第三章 第3章
我救的黃皮子逼我娶她
第二天早上,我是被味兒勾醒的。
灶房那邊噼里啪啦地響,柴火燒得正旺,還有鐵鍋鏟碰鍋底的聲音。我撐著地坐起來,腰疼得厲害,地上睡了一宿的后果。
走到灶房門口,看見她蹲在灶前添柴火。臉洗干凈了,頭發拿根布條扎在腦后,露出一張干干凈凈的臉。
我愣了一下。
昨晚灰頭土臉的看不出什么,現在洗干凈了,這姑娘長得真俊。
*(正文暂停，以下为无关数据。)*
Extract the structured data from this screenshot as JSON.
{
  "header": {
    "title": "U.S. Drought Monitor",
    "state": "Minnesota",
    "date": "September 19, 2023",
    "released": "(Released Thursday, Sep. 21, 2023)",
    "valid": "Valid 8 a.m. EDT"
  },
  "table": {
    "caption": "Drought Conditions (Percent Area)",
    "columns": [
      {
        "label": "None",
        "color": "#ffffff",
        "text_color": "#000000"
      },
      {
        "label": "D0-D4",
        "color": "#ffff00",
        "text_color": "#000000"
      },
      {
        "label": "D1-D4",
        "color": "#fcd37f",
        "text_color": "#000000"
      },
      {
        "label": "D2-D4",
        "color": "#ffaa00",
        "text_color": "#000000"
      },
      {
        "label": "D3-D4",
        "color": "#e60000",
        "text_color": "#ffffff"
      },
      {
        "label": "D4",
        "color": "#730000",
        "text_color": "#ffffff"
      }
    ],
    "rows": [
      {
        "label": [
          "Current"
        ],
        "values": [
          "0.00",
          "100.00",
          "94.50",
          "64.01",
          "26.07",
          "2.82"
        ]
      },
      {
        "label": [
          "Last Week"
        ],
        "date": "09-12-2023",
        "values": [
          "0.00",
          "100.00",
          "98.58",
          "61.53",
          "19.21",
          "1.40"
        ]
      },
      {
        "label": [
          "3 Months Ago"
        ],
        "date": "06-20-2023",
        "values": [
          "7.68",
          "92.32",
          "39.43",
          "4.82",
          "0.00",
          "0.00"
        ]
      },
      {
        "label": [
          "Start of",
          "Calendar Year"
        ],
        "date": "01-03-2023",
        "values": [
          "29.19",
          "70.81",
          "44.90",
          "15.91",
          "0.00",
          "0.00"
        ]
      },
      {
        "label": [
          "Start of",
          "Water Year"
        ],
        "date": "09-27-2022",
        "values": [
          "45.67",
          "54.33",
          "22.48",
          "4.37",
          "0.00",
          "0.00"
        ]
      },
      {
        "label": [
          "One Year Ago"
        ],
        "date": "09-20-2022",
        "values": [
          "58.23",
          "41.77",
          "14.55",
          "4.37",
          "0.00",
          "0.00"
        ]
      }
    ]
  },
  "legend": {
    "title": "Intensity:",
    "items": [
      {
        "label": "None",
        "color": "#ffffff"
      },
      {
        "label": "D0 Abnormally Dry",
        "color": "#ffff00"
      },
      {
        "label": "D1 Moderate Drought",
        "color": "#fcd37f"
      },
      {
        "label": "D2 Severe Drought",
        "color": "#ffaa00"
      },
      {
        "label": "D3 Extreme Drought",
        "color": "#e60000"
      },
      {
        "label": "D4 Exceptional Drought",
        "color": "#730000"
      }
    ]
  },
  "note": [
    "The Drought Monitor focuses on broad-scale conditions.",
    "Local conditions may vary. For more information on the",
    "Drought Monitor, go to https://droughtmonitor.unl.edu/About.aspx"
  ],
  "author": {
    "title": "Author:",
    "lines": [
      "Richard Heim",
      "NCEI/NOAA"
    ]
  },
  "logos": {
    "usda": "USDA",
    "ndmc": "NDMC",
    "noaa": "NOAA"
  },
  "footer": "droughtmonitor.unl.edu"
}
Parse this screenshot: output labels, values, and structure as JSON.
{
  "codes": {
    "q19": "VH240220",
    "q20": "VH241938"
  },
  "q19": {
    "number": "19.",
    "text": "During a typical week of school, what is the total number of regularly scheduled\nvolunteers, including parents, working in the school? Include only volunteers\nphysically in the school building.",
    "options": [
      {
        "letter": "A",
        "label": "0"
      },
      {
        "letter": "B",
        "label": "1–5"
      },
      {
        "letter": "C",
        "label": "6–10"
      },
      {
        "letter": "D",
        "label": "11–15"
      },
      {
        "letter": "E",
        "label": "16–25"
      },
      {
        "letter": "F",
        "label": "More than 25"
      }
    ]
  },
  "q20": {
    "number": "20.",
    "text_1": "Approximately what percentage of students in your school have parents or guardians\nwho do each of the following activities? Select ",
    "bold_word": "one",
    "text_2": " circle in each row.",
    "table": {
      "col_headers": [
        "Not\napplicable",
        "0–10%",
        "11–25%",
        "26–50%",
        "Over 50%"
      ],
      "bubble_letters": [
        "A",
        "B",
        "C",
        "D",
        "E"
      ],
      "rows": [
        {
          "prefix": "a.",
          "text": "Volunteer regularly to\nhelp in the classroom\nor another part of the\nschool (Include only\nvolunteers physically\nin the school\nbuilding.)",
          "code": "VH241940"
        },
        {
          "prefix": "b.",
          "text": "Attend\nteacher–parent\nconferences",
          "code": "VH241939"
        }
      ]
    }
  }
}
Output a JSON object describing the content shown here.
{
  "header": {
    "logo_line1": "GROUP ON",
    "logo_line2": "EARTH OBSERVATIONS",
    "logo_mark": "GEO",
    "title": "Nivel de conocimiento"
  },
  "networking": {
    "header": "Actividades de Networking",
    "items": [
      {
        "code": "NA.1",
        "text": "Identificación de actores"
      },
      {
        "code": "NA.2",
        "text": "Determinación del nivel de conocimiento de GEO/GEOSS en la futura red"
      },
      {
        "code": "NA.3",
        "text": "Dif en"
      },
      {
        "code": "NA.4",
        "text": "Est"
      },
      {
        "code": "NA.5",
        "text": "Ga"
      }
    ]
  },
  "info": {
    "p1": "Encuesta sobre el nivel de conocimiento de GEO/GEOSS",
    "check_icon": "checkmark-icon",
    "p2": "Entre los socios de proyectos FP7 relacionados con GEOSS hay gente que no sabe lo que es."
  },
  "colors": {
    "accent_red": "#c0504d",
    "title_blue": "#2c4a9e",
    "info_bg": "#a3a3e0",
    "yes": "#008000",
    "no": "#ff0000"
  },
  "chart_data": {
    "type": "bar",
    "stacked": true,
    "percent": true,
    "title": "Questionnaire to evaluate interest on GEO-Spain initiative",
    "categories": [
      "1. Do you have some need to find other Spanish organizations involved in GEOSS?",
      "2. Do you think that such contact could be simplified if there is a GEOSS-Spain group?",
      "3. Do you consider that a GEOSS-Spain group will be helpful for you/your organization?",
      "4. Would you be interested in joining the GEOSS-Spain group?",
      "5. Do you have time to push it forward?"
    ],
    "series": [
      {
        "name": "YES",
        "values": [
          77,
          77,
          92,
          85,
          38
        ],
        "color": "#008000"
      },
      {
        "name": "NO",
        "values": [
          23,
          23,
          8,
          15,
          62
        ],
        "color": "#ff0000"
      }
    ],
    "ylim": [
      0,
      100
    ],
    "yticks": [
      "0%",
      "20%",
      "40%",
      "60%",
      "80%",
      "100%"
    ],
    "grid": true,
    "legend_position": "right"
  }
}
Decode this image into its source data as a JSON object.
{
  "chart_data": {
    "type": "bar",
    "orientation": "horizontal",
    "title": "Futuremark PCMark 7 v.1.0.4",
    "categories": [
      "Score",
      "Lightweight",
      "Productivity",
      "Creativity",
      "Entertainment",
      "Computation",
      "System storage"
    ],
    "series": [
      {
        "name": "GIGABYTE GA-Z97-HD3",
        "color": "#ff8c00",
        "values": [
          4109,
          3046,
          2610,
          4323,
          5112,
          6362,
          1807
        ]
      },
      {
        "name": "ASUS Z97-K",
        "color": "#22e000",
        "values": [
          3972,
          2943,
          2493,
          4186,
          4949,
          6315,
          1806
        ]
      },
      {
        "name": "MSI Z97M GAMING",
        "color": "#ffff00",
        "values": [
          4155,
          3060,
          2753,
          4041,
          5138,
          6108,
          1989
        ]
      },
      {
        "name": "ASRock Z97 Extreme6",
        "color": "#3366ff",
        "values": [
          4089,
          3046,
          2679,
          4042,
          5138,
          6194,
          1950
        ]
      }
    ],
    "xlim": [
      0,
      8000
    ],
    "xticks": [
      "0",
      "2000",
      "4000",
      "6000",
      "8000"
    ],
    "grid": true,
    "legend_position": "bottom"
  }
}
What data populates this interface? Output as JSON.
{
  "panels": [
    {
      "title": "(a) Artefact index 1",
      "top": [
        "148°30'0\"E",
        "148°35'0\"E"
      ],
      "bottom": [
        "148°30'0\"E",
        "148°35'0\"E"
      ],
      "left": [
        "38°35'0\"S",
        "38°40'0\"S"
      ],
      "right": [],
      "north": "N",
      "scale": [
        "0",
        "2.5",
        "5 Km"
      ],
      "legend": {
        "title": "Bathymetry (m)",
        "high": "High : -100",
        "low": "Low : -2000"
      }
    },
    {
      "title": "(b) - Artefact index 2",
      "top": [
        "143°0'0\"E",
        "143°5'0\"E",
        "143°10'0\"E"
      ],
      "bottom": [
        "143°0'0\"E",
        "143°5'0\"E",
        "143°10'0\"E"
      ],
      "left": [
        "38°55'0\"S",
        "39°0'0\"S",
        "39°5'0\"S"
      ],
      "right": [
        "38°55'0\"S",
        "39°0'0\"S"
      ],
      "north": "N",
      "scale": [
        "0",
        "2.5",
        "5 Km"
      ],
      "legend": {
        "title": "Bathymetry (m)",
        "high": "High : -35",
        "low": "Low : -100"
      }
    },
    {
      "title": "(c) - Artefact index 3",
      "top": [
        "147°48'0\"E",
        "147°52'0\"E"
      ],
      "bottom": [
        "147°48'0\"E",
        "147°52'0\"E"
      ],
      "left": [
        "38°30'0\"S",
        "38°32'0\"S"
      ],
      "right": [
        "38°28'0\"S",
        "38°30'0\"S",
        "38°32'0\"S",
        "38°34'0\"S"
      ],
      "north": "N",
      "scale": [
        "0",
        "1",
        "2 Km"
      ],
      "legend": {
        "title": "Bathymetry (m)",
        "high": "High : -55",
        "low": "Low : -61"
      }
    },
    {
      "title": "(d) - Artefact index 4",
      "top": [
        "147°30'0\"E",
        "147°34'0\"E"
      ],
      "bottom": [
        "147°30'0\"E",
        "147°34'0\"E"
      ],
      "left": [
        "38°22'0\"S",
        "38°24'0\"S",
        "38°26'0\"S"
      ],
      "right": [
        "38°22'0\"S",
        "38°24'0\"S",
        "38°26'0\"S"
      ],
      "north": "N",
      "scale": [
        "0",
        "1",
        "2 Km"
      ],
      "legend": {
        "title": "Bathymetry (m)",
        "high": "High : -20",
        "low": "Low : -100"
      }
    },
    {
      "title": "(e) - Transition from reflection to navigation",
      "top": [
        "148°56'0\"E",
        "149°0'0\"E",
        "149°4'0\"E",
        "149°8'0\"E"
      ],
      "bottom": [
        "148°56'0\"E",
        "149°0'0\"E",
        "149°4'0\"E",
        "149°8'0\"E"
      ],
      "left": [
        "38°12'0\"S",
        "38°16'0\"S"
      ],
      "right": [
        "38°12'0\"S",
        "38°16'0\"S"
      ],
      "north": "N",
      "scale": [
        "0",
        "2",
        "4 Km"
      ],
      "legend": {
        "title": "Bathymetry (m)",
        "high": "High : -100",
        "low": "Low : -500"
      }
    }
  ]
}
五官挑不出毛病,皮膚白得不像干農活的人。
灶臺上兩碗苞米面粥冒著熱氣,旁邊擱著一盤切得整整齊齊的咸菜疙瘩。
“苞米面是柜子里翻出來的,你那咸菜壇子我也打開了,別的沒找著。”她頭也不回地說,“往后把糧食放在顯眼的地方,我找了半天。”
往后?
她說得可真順嘴。
我還沒來得及接話,她回過頭沖我笑了一下:“相公,吃飯了。”
那兩個字砸過來的時候,我站在灶房門口沒動。
不是不想動,是腳底下跟生了根一樣。
灶里的火燒得旺,把她半邊臉映得紅撲撲的。熱氣從鍋里往上飄,整間灶房都是暖和的。我想起來上一次有人在這間灶房里做飯,還是媽在的時候。
那是八年前了。
八年里,這口鍋燒過的最像樣的飯,就是我自己煮的掛面,有時候連鹽都懶得放。
我走過去,端起碗。
粥很燙,第一口灌下去的時候舌頭都麻了,但我沒放下,又喝了第二口、第三口。
她坐在對面看著我,托著腮,也不吃自己那碗。
“你不餓?”我問。
“看你吃就飽了。”
我差點被粥嗆著。
她就這么賴上了。
我趕了三天,沒趕動。
第一天,我把她的鞋扔出院子,她光著腳去撿回來,順手在院子里拔了一圈草。
第二天,我把門從外面鎖了,回來發現她從窗戶鉆進去了,還把窗戶擦得干干凈凈。
第三天,我實在沒招了。我坐在門檻上抽煙,指著門外說:“你走,別連累我。”話剛說完,胸口一陣翻涌,嗓子眼發腥——我猛地彎腰,一口血咳在了門前的泥地上。
她沒說話,轉身進屋,端了一碗溫水出來,遞到我手里。
“漱漱口。”
我接過來,漱了口,又吐出一口血水。她蹲下來,拿袖子把我剛才咳在地上的血跡擦了,擦得很仔細,連泥縫里的都沒放過。
擦完了,她抬頭看我:“還趕不趕?”
我沒說話。
她站起來,拿笤帚掃院子,掃完了回頭問我:“晚上想吃啥?”
我說:“你愛吃啥吃啥。”
話一出口我就知道壞了,這等于默認她留下了。
她果然笑了,露出一排白牙:“那我去你菜園子看看。”
就這么著,黃小仙——她讓我這么叫她——在我家住下了。
說實話,除了她來歷不對勁之外,日子確實比以前強。灶房有了人氣,院子有人掃,連炕上那床被子她都拆了重新縫過。我那口破柜子里翻出來幾塊碎布頭,她不知道怎么拼的,居然縫了個像模像樣的門簾掛在灶房門口。
我有時候夜里醒過來,聽見她在炕上翻身,呼吸聲很輕很勻。
屋子里多了個活人的氣息,這種感覺很奇怪,說不上好還是不好,就是不空了。